I wonder what Nomar’s first impression of Chicago was. First, it was the reception he got from the entire Cubs locker room on his arrival at Wrigley on Sunday. As if its not good enough to be immediately accepted by your teammates, he got to meet the inhabitants of Wrigley Field.

Now, when I purchased my tickets for this game from a season ticket holder friend, I had it planned out that the great one could be going for #300. Nomar was just icing on the cake. And, boy, was it ever. At 1:07 Sunday afternoon, as Nomar Garciaparra’s name was announced to the masses, I could have sworn there was more concrete raining down from the noise. Wrigley Field was up for grabs. In his almost 1:30 standing ovation, before the game, I remind you, he raised his hand, waived to the crowd, almost begging for them to shut up. What did we do? We cheered louder. And we kept cheering, and it could have been one of the most satisfying moments of my Cub fan life.

Well, Nomar has been a member of the Chicago Cubs for less than 48 hours, that has given Cub fans no time to fall in love with the guy with the strange last name, right? Ha. Wrong. As I ventured to the restroom out of my perch from section 204 after the huge Cubbies rally that included an RBI base hit by Garciaparra, I was assured that Cubs fans were head-over-heels. Inside the restroom, in the normal hot-and-stanky Wrigley restroom tradition, 100 full grown men, all who had most evidently been over-served all began screaming NOMAHHHHHHHH!!!! at the top of their lungs, in unison. We like Nomar.

So, Cub fans, here’s what we need to do. We need to cheer for Nomar. He comes to the plate, we need to stand up, scream, and cheer for our newest beloved shortstop. Folks, we all need to do our little part on keeping the best shortstop since Ernie Banks in Chicago. We’ll be a better team in the long run with Nomar Garciaparra playing shortstop.
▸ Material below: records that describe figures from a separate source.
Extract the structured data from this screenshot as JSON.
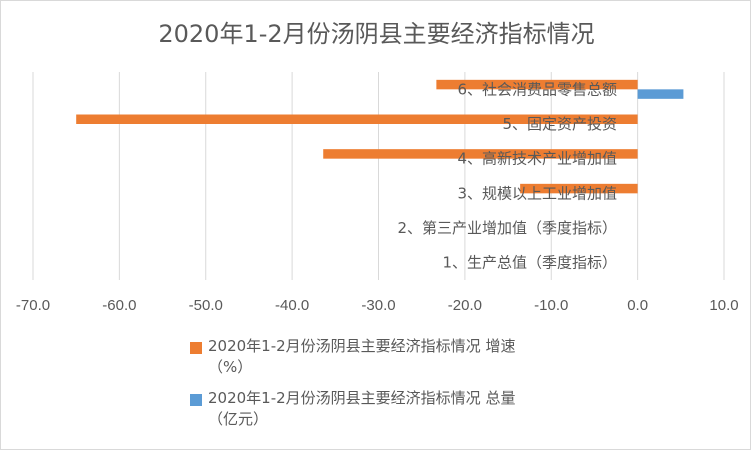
{
  "chart_data": {
    "type": "bar",
    "orientation": "horizontal",
    "title": "2020年1-2月份汤阴县主要经济指标情况",
    "categories": [
      "1、生产总值（季度指标）",
      "2、第三产业增加值（季度指标）",
      "3、规模以上工业增加值",
      "4、高新技术产业增加值",
      "5、固定资产投资",
      "6、社会消费品零售总额"
    ],
    "series": [
      {
        "name": "2020年1-2月份汤阴县主要经济指标情况 增速（%）",
        "color": "#ed7d31",
        "values": [
          null,
          null,
          -13.6,
          -36.4,
          -65.0,
          -23.3
        ]
      },
      {
        "name": "2020年1-2月份汤阴县主要经济指标情况 总量（亿元）",
        "color": "#5b9bd5",
        "values": [
          null,
          null,
          null,
          null,
          null,
          5.3
        ]
      }
    ],
    "xlim": [
      -70,
      10
    ],
    "xticks": [
      "-70.0",
      "-60.0",
      "-50.0",
      "-40.0",
      "-30.0",
      "-20.0",
      "-10.0",
      "0.0",
      "10.0"
    ],
    "grid": "vertical",
    "legend_position": "bottom"
  },
  "legend": [
    {
      "line1": "2020年1-2月份汤阴县主要经济指标情况 增速",
      "line2": "（%）",
      "color": "#ed7d31"
    },
    {
      "line1": "2020年1-2月份汤阴县主要经济指标情况 总量",
      "line2": "（亿元）",
      "color": "#5b9bd5"
    }
  ]
}
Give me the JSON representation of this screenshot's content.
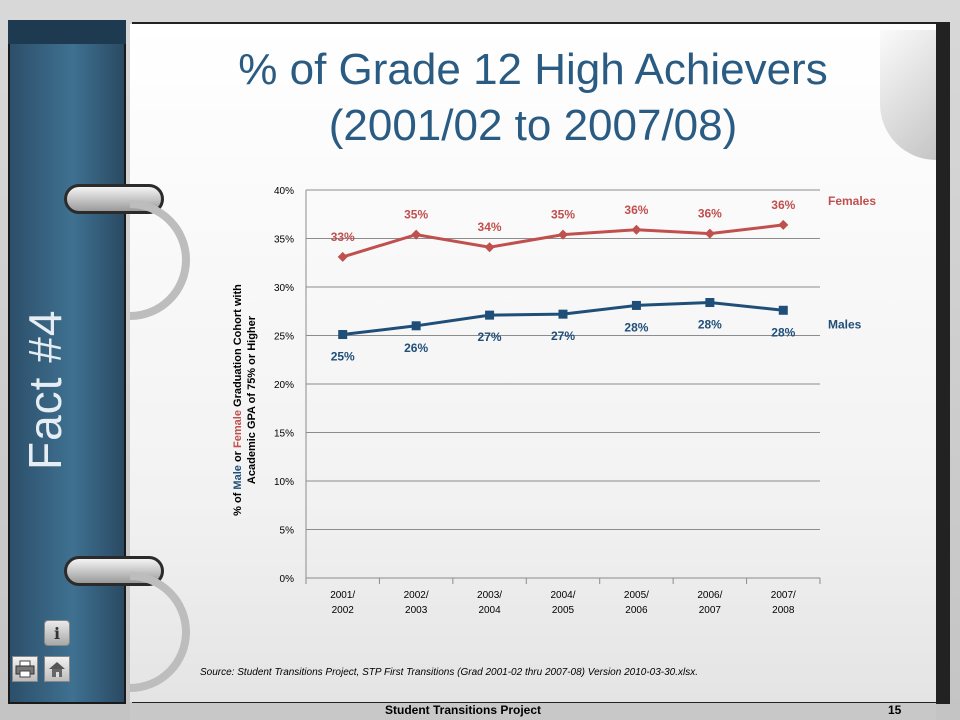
{
  "slide": {
    "title_line1": "% of Grade 12 High Achievers",
    "title_line2": "(2001/02 to 2007/08)",
    "side_label": "Fact #4",
    "source": "Source:  Student Transitions Project, STP First Transitions (Grad 2001-02 thru 2007-08) Version 2010-03-30.xlsx.",
    "footer": "Student Transitions Project",
    "page_number": "15"
  },
  "ylabel": {
    "part1": "% of ",
    "male": "Male",
    "part2": " or ",
    "female": "Female",
    "part3": " Graduation Cohort with",
    "line2": "Academic GPA of 75% or Higher"
  },
  "icons": [
    "info-icon",
    "printer-icon",
    "home-icon"
  ],
  "chart_data": {
    "type": "line",
    "x_tick_labels": [
      [
        "2001/",
        "2002"
      ],
      [
        "2002/",
        "2003"
      ],
      [
        "2003/",
        "2004"
      ],
      [
        "2004/",
        "2005"
      ],
      [
        "2005/",
        "2006"
      ],
      [
        "2006/",
        "2007"
      ],
      [
        "2007/",
        "2008"
      ]
    ],
    "categories": [
      "2001/2002",
      "2002/2003",
      "2003/2004",
      "2004/2005",
      "2005/2006",
      "2006/2007",
      "2007/2008"
    ],
    "ylim": [
      0,
      40
    ],
    "yticks": [
      "0%",
      "5%",
      "10%",
      "15%",
      "20%",
      "25%",
      "30%",
      "35%",
      "40%"
    ],
    "grid": true,
    "series": [
      {
        "name": "Females",
        "color": "#c0504d",
        "marker": "diamond",
        "values": [
          33.1,
          35.4,
          34.1,
          35.4,
          35.9,
          35.5,
          36.4
        ],
        "labels": [
          "33%",
          "35%",
          "34%",
          "35%",
          "36%",
          "36%",
          "36%"
        ]
      },
      {
        "name": "Males",
        "color": "#1f4e79",
        "marker": "square",
        "values": [
          25.1,
          26.0,
          27.1,
          27.2,
          28.1,
          28.4,
          27.6
        ],
        "labels": [
          "25%",
          "26%",
          "27%",
          "27%",
          "28%",
          "28%",
          "28%"
        ]
      }
    ]
  }
}
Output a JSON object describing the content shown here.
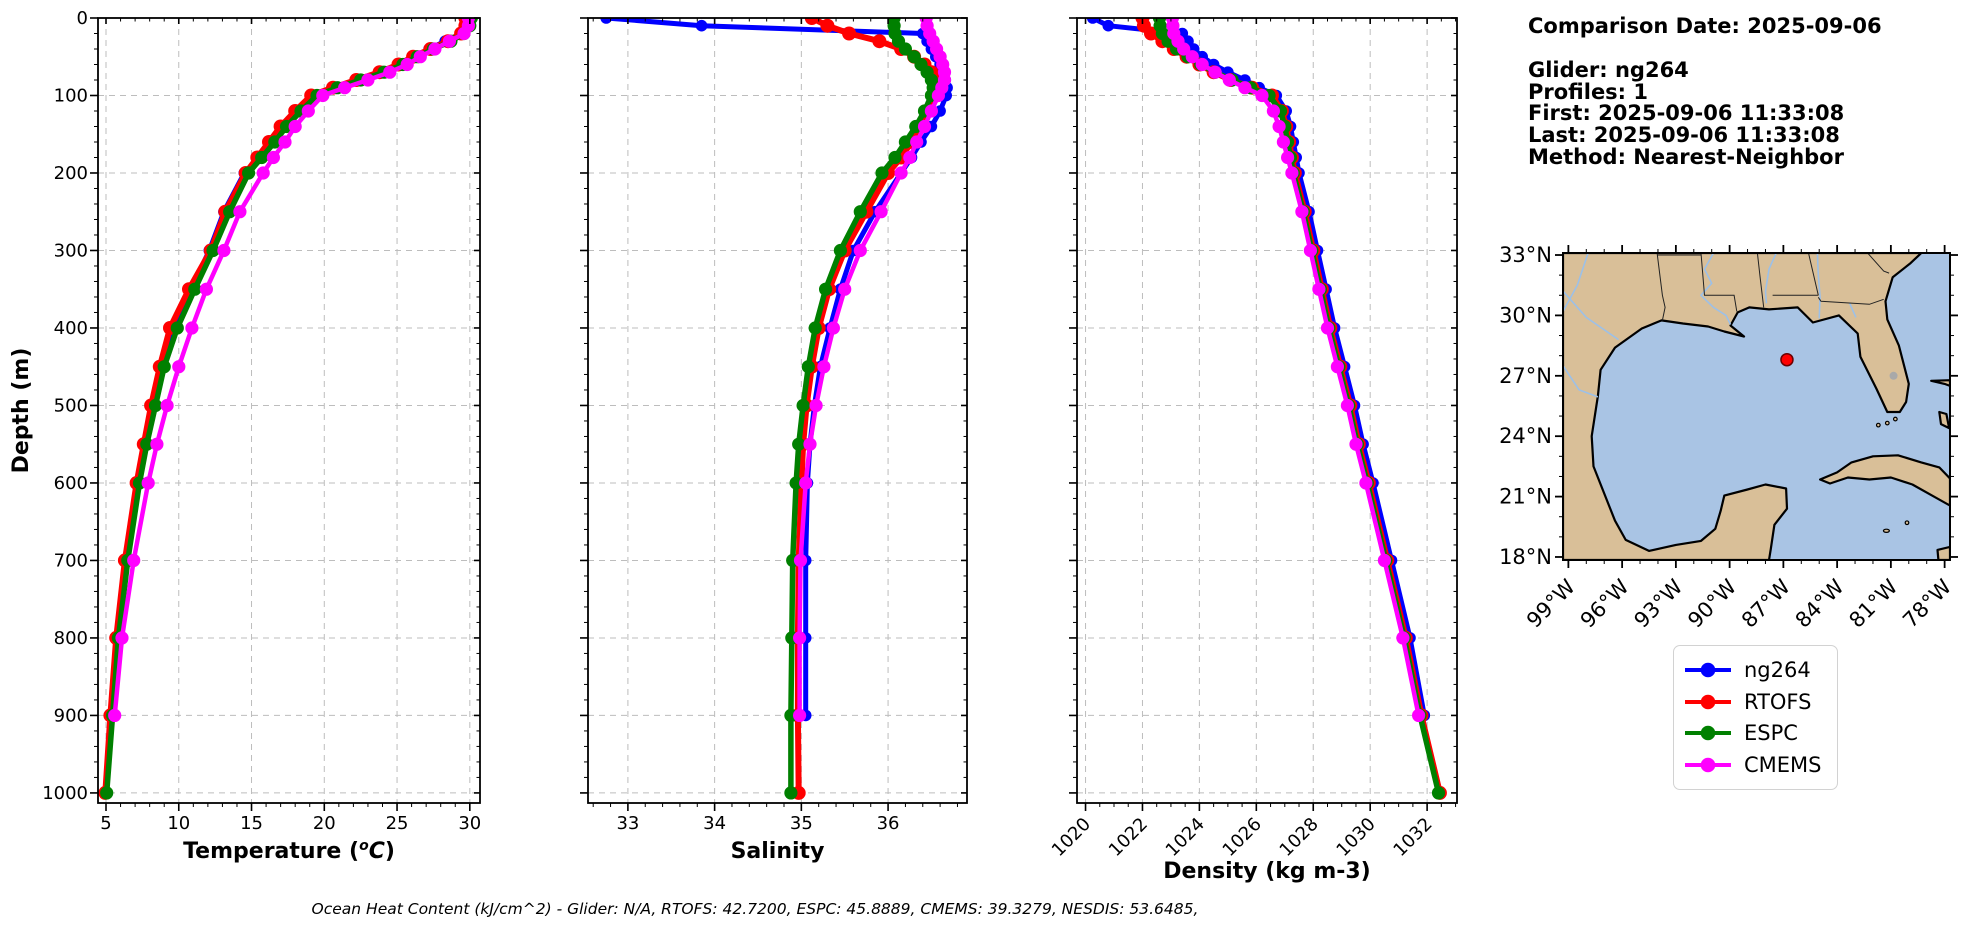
{
  "info_panel": {
    "comparison_date": "Comparison Date: 2025-09-06",
    "lines": [
      "Glider: ng264",
      "Profiles: 1",
      "First: 2025-09-06 11:33:08",
      "Last: 2025-09-06 11:33:08",
      "Method: Nearest-Neighbor"
    ]
  },
  "footer": {
    "ohc_text": "Ocean Heat Content (kJ/cm^2) - Glider: N/A,  RTOFS: 42.7200,  ESPC: 45.8889,  CMEMS: 39.3279,  NESDIS: 53.6485,"
  },
  "legend": {
    "items": [
      {
        "label": "ng264",
        "color": "#0000ff"
      },
      {
        "label": "RTOFS",
        "color": "#ff0000"
      },
      {
        "label": "ESPC",
        "color": "#008000"
      },
      {
        "label": "CMEMS",
        "color": "#ff00ff"
      }
    ]
  },
  "map": {
    "lat_ticks": [
      "33°N",
      "30°N",
      "27°N",
      "24°N",
      "21°N",
      "18°N"
    ],
    "lat_values": [
      33,
      30,
      27,
      24,
      21,
      18
    ],
    "lon_ticks": [
      "99°W",
      "96°W",
      "93°W",
      "90°W",
      "87°W",
      "84°W",
      "81°W",
      "78°W"
    ],
    "lon_values": [
      -99,
      -96,
      -93,
      -90,
      -87,
      -84,
      -81,
      -78
    ],
    "extent": {
      "lon_min": -99.3,
      "lon_max": -77.7,
      "lat_min": 17.85,
      "lat_max": 33.1
    },
    "marker": {
      "lon": -86.8,
      "lat": 27.8,
      "color": "#ff0000"
    },
    "land_color": "#d9bf98",
    "water_color": "#a9c4e4"
  },
  "chart_data": [
    {
      "type": "line",
      "name": "temperature",
      "xlabel": "Temperature (°C)",
      "ylabel": "Depth (m)",
      "xlim": [
        4.45,
        30.7
      ],
      "ylim": [
        0,
        1013
      ],
      "xticks": [
        5,
        10,
        15,
        20,
        25,
        30
      ],
      "yticks": [
        0,
        100,
        200,
        300,
        400,
        500,
        600,
        700,
        800,
        900,
        1000
      ],
      "x_minor": 1,
      "rotate_xtick_labels": false,
      "series": [
        {
          "name": "ng264",
          "color": "#0000ff",
          "depths": [
            0,
            10,
            20,
            30,
            40,
            50,
            60,
            70,
            80,
            90,
            100,
            120,
            140,
            160,
            180,
            200,
            250,
            300,
            350,
            400,
            450,
            500,
            550,
            600,
            700,
            800,
            900
          ],
          "values": [
            30.0,
            29.9,
            29.4,
            28.3,
            27.2,
            26.2,
            25.2,
            23.9,
            22.3,
            20.8,
            19.3,
            18.2,
            17.2,
            16.4,
            15.5,
            14.5,
            13.1,
            12.1,
            10.85,
            9.55,
            8.8,
            8.2,
            7.7,
            7.2,
            6.4,
            5.8,
            5.35
          ]
        },
        {
          "name": "RTOFS",
          "color": "#ff0000",
          "depths": [
            0,
            10,
            20,
            30,
            40,
            50,
            60,
            70,
            80,
            90,
            100,
            120,
            140,
            160,
            180,
            200,
            250,
            300,
            350,
            400,
            450,
            500,
            550,
            600,
            700,
            800,
            900,
            1000
          ],
          "values": [
            29.7,
            29.7,
            29.4,
            28.5,
            27.3,
            26.1,
            25.1,
            23.8,
            22.2,
            20.6,
            19.1,
            18.0,
            17.0,
            16.2,
            15.4,
            14.6,
            13.2,
            12.2,
            10.7,
            9.4,
            8.7,
            8.1,
            7.6,
            7.1,
            6.3,
            5.7,
            5.3,
            4.95
          ]
        },
        {
          "name": "ESPC",
          "color": "#008000",
          "depths": [
            0,
            10,
            20,
            30,
            40,
            50,
            60,
            70,
            80,
            90,
            100,
            120,
            140,
            160,
            180,
            200,
            250,
            300,
            350,
            400,
            450,
            500,
            550,
            600,
            700,
            800,
            900,
            1000
          ],
          "values": [
            30.1,
            30.0,
            29.6,
            28.7,
            27.5,
            26.4,
            25.4,
            24.1,
            22.5,
            20.9,
            19.5,
            18.4,
            17.4,
            16.6,
            15.7,
            14.8,
            13.5,
            12.35,
            11.1,
            9.9,
            9.0,
            8.4,
            7.8,
            7.3,
            6.5,
            5.85,
            5.45,
            5.05
          ]
        },
        {
          "name": "CMEMS",
          "color": "#ff00ff",
          "depths": [
            0,
            10,
            20,
            30,
            40,
            50,
            60,
            70,
            80,
            90,
            100,
            120,
            140,
            160,
            180,
            200,
            250,
            300,
            350,
            400,
            450,
            500,
            550,
            600,
            700,
            800,
            900
          ],
          "values": [
            29.9,
            29.9,
            29.6,
            28.6,
            27.6,
            26.6,
            25.7,
            24.5,
            23.0,
            21.4,
            19.9,
            18.9,
            18.0,
            17.3,
            16.5,
            15.8,
            14.2,
            13.1,
            11.9,
            10.9,
            10.0,
            9.2,
            8.5,
            7.9,
            6.9,
            6.1,
            5.6
          ]
        }
      ]
    },
    {
      "type": "line",
      "name": "salinity",
      "xlabel": "Salinity",
      "ylabel": "",
      "xlim": [
        32.54,
        36.91
      ],
      "ylim": [
        0,
        1013
      ],
      "xticks": [
        33,
        34,
        35,
        36
      ],
      "yticks": [
        0,
        100,
        200,
        300,
        400,
        500,
        600,
        700,
        800,
        900,
        1000
      ],
      "x_minor": 0.2,
      "rotate_xtick_labels": false,
      "series": [
        {
          "name": "ng264",
          "color": "#0000ff",
          "depths": [
            0,
            10,
            20,
            30,
            40,
            50,
            60,
            70,
            80,
            90,
            100,
            120,
            140,
            160,
            180,
            200,
            250,
            300,
            350,
            400,
            450,
            500,
            550,
            600,
            700,
            800,
            900
          ],
          "values": [
            32.75,
            33.85,
            36.4,
            36.45,
            36.5,
            36.55,
            36.6,
            36.64,
            36.66,
            36.68,
            36.67,
            36.6,
            36.5,
            36.38,
            36.27,
            36.15,
            35.85,
            35.6,
            35.45,
            35.33,
            35.22,
            35.15,
            35.1,
            35.07,
            35.05,
            35.05,
            35.05
          ]
        },
        {
          "name": "RTOFS",
          "color": "#ff0000",
          "depths": [
            0,
            10,
            20,
            30,
            40,
            50,
            60,
            70,
            80,
            90,
            100,
            120,
            140,
            160,
            180,
            200,
            250,
            300,
            350,
            400,
            450,
            500,
            550,
            600,
            700,
            800,
            900,
            1000
          ],
          "values": [
            35.12,
            35.3,
            35.55,
            35.9,
            36.15,
            36.3,
            36.42,
            36.5,
            36.55,
            36.57,
            36.55,
            36.45,
            36.37,
            36.27,
            36.15,
            36.0,
            35.75,
            35.5,
            35.32,
            35.2,
            35.12,
            35.06,
            35.02,
            35.0,
            34.97,
            34.96,
            34.96,
            34.97
          ]
        },
        {
          "name": "ESPC",
          "color": "#008000",
          "depths": [
            0,
            10,
            20,
            30,
            40,
            50,
            60,
            70,
            80,
            90,
            100,
            120,
            140,
            160,
            180,
            200,
            250,
            300,
            350,
            400,
            450,
            500,
            550,
            600,
            700,
            800,
            900,
            1000
          ],
          "values": [
            36.07,
            36.07,
            36.08,
            36.12,
            36.2,
            36.3,
            36.38,
            36.45,
            36.5,
            36.52,
            36.5,
            36.42,
            36.32,
            36.2,
            36.08,
            35.93,
            35.68,
            35.45,
            35.28,
            35.16,
            35.08,
            35.02,
            34.97,
            34.94,
            34.9,
            34.89,
            34.88,
            34.88
          ]
        },
        {
          "name": "CMEMS",
          "color": "#ff00ff",
          "depths": [
            0,
            10,
            20,
            30,
            40,
            50,
            60,
            70,
            80,
            90,
            100,
            120,
            140,
            160,
            180,
            200,
            250,
            300,
            350,
            400,
            450,
            500,
            550,
            600,
            700,
            800,
            900
          ],
          "values": [
            36.44,
            36.45,
            36.48,
            36.52,
            36.56,
            36.6,
            36.63,
            36.65,
            36.65,
            36.62,
            36.58,
            36.5,
            36.42,
            36.33,
            36.25,
            36.15,
            35.92,
            35.68,
            35.5,
            35.37,
            35.26,
            35.17,
            35.1,
            35.05,
            34.99,
            34.98,
            34.98
          ]
        }
      ]
    },
    {
      "type": "line",
      "name": "density",
      "xlabel": "Density (kg m-3)",
      "ylabel": "",
      "xlim": [
        1019.7,
        1033.05
      ],
      "ylim": [
        0,
        1013
      ],
      "xticks": [
        1020,
        1022,
        1024,
        1026,
        1028,
        1030,
        1032
      ],
      "yticks": [
        0,
        100,
        200,
        300,
        400,
        500,
        600,
        700,
        800,
        900,
        1000
      ],
      "x_minor": 0.5,
      "rotate_xtick_labels": true,
      "series": [
        {
          "name": "ng264",
          "color": "#0000ff",
          "depths": [
            0,
            10,
            20,
            30,
            40,
            50,
            60,
            70,
            80,
            90,
            100,
            120,
            140,
            160,
            180,
            200,
            250,
            300,
            350,
            400,
            450,
            500,
            550,
            600,
            700,
            800,
            900
          ],
          "values": [
            1020.25,
            1020.8,
            1023.4,
            1023.6,
            1023.8,
            1024.1,
            1024.5,
            1025.0,
            1025.6,
            1026.1,
            1026.7,
            1027.05,
            1027.2,
            1027.3,
            1027.4,
            1027.5,
            1027.85,
            1028.15,
            1028.45,
            1028.75,
            1029.1,
            1029.45,
            1029.75,
            1030.1,
            1030.75,
            1031.4,
            1031.9
          ]
        },
        {
          "name": "RTOFS",
          "color": "#ff0000",
          "depths": [
            0,
            10,
            20,
            30,
            40,
            50,
            60,
            70,
            80,
            90,
            100,
            120,
            140,
            160,
            180,
            200,
            250,
            300,
            350,
            400,
            450,
            500,
            550,
            600,
            700,
            800,
            900,
            1000
          ],
          "values": [
            1022.0,
            1022.05,
            1022.3,
            1022.7,
            1023.1,
            1023.55,
            1024.0,
            1024.5,
            1025.1,
            1025.85,
            1026.55,
            1026.9,
            1027.05,
            1027.15,
            1027.25,
            1027.35,
            1027.7,
            1028.0,
            1028.3,
            1028.6,
            1028.95,
            1029.3,
            1029.6,
            1029.95,
            1030.6,
            1031.25,
            1031.8,
            1032.45
          ]
        },
        {
          "name": "ESPC",
          "color": "#008000",
          "depths": [
            0,
            10,
            20,
            30,
            40,
            50,
            60,
            70,
            80,
            90,
            100,
            120,
            140,
            160,
            180,
            200,
            250,
            300,
            350,
            400,
            450,
            500,
            550,
            600,
            700,
            800,
            900,
            1000
          ],
          "values": [
            1022.6,
            1022.62,
            1022.7,
            1022.9,
            1023.2,
            1023.6,
            1024.05,
            1024.55,
            1025.15,
            1025.8,
            1026.45,
            1026.85,
            1027.0,
            1027.1,
            1027.2,
            1027.3,
            1027.65,
            1027.95,
            1028.25,
            1028.55,
            1028.9,
            1029.25,
            1029.55,
            1029.9,
            1030.55,
            1031.2,
            1031.75,
            1032.4
          ]
        },
        {
          "name": "CMEMS",
          "color": "#ff00ff",
          "depths": [
            0,
            10,
            20,
            30,
            40,
            50,
            60,
            70,
            80,
            90,
            100,
            120,
            140,
            160,
            180,
            200,
            250,
            300,
            350,
            400,
            450,
            500,
            550,
            600,
            700,
            800,
            900
          ],
          "values": [
            1023.05,
            1023.07,
            1023.1,
            1023.25,
            1023.45,
            1023.75,
            1024.1,
            1024.55,
            1025.05,
            1025.6,
            1026.2,
            1026.6,
            1026.8,
            1026.95,
            1027.1,
            1027.25,
            1027.6,
            1027.9,
            1028.2,
            1028.5,
            1028.85,
            1029.2,
            1029.5,
            1029.85,
            1030.5,
            1031.15,
            1031.7
          ]
        }
      ]
    }
  ]
}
As for this Maddux guy, I love this man. Not only for being the single-handed reason that Gabor Bako still has a job, but for his selflessness, and for the kind of teammate he is. Unlike the jag-off that is Roger Clemens, Maddux didn’t come out wearing special patches on his jersey, or use 28 different gloves to make a profit, he just wanted to pitch. But the most amazing part of Maddux on that steamy afternoon on the north side, he took himself out of the game. To him, Dempster, Farnsworth, Remlinger, Mercker, and company could hold a lead better than he. That’s the true measure of a man, humility.